At the whole cohort level, black patients (N=84) had reduced OS (HR: 1.47, 95% CI (1.02-2.13), P=0.041) as compared to white patients, while there was no significant decrease in EFS (HR: 1.22, 95% CI (0.89-1.66), P=0.206) (N=522). Within arm A, black patients had significantly poorer outcome as compared to white patients (EFS, HR: 1.718, 95% CI (1.099-2.686), P=0.018 Fig1; OS HR: 1.80, 95% CI (1.05-3.10), P=0.032). Difference in outcome by race in arm B was not significant implying addition of bortezomib might have some benefit to black patients. Subsequent comparison by treatment arm showed a non-significant but better outcome in black patients when treated on arm B (Black patients: EFS, arm A vs. arm B: HR:0.66, 95% CI (0.37-1.17), P=0.154). Consistent with our previous investigation, low ACS10 score group was more abundant in black patients as compared to white patients (69% of black patients vs. 28% of white patients had low ACS10 score, P<0.001). These results are particularly salient given trends showing poor outcome in black as compared to white AML patients. Despite AAML1031 being one of the largest pediatric AML cohorts, the small number of black patients limited our ability to do further subset analyses by scores and arms (only 10 of 39 black patients treated on arm A had high ACS10 score).

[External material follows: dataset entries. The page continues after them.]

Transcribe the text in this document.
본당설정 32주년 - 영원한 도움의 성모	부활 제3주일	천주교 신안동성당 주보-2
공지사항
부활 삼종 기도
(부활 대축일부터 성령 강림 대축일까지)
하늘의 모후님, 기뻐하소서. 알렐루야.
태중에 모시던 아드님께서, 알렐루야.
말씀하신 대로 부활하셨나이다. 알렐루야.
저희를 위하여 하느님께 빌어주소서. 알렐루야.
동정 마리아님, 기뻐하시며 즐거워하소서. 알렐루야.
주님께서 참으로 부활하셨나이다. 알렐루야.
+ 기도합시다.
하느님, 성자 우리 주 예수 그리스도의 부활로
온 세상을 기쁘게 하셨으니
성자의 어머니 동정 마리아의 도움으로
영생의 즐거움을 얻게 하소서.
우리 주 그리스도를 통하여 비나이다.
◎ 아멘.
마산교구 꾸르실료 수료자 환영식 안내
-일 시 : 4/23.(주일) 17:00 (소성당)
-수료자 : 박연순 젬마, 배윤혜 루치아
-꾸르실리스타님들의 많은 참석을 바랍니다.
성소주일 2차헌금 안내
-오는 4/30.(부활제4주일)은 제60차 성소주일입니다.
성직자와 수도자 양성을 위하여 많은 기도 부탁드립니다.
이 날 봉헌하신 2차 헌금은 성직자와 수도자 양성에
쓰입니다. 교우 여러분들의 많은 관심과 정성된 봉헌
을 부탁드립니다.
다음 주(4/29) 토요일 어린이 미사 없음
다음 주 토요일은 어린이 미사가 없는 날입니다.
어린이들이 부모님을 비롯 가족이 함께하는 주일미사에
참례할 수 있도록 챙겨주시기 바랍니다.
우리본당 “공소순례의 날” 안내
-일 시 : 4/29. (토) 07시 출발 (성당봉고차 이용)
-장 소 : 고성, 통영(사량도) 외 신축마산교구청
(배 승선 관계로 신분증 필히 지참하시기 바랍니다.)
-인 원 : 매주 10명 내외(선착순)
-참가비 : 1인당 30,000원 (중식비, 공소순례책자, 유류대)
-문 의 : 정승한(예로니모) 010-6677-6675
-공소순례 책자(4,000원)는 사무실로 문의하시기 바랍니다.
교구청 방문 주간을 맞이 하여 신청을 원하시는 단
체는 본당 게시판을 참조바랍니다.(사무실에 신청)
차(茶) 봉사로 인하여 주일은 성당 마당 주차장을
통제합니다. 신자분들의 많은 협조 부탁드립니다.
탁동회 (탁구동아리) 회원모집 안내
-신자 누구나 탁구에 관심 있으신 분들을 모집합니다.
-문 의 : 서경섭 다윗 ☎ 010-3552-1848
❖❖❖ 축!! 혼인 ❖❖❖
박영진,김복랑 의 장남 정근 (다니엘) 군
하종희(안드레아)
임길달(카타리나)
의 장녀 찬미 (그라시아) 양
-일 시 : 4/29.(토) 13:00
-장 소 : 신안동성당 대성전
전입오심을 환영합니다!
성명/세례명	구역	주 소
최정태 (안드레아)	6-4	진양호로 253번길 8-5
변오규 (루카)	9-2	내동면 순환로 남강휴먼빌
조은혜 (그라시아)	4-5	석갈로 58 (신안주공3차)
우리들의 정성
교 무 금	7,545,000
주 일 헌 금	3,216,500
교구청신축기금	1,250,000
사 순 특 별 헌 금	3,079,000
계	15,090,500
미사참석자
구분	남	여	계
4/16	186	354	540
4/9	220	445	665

In conclusion, we demonstrate the utility of the PGx-based ACS10 score in a large cohort of newly diagnosed pediatric AML patients when treated with standard ADE induction regimen. Consistent with previous observation, black patients with low ACS10 score had inferior outcome in standard arm, however such an association was not observed for the bortezomib arm. Higher abundance of the low ACS10 SNP scores in black patients warrants further in-depth evaluation. Our future and ongoing studies include compiling data from multiple clinical trials to increase the sample size as well as expanding investigations within Hispanic/Latino AML patients
Disclosures: No relevant conflicts of interest to declare.